I can’t really figure why Ralph Nader rebounded from a 2004 low back to his 1996 level.  My theory about Nader’s 2000 run as set against Obama is that in 2012, “elements of the left” or liberals who sublimated their frustration of Obama will again be ready to run a third candidate — to the tune of a similar couple percentage of the vote.  In the meantime, for 2012, I note that Ron Paul, after 24 years, is back in position for a re-energized presidential campaign — Jesse Ventura would be a willing vice presidential running mate.  There is a flavor of the “Anti-Mason” party in that one — oddly enough, that Anti-Mason candidate?  He was a Mason.

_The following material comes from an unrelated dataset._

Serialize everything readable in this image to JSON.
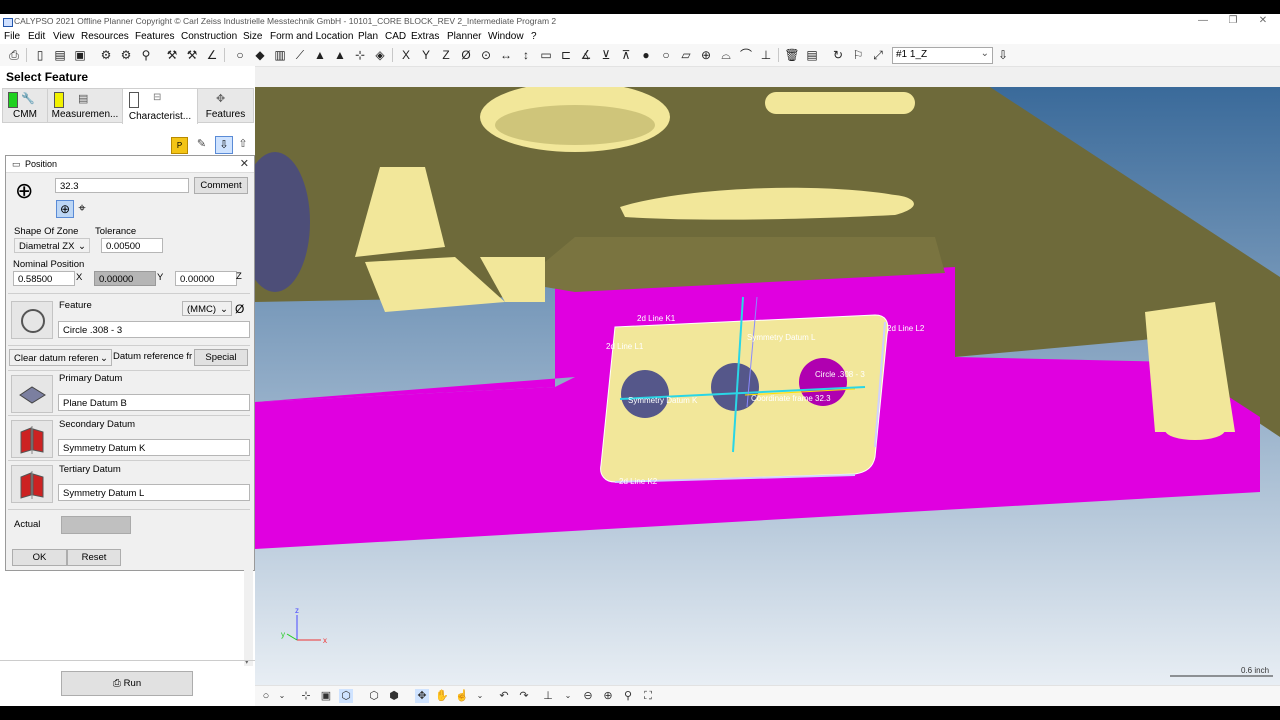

The most curious figure on this list, in the “studying rare exotic species of floral” type, might be Eric Hass of 1964 — who, if you round his vote total to the nearest 100,000 would have zero votes.  His is the oldest Socialist party in the United States, currently a paper organization.  Reading the wikipedia article, it appears the two most famous members of the party — people anyone might recognize — are Jack Landon, and the author of schlocky science fiction who has the distinction as being the writer of the first Star Trek novel.  The vote total in 1964 was part of a focus on electoral elections, representing a series of elections which was historically large for the party but — is rounded to zero.  It is amusing that they came in third, but I suppose if we follow Richard Holfstadter’s thesis the votes of discontent moved into Barry Goldwater’s campaign — I suppose later showing up with the Schmitzs of the world.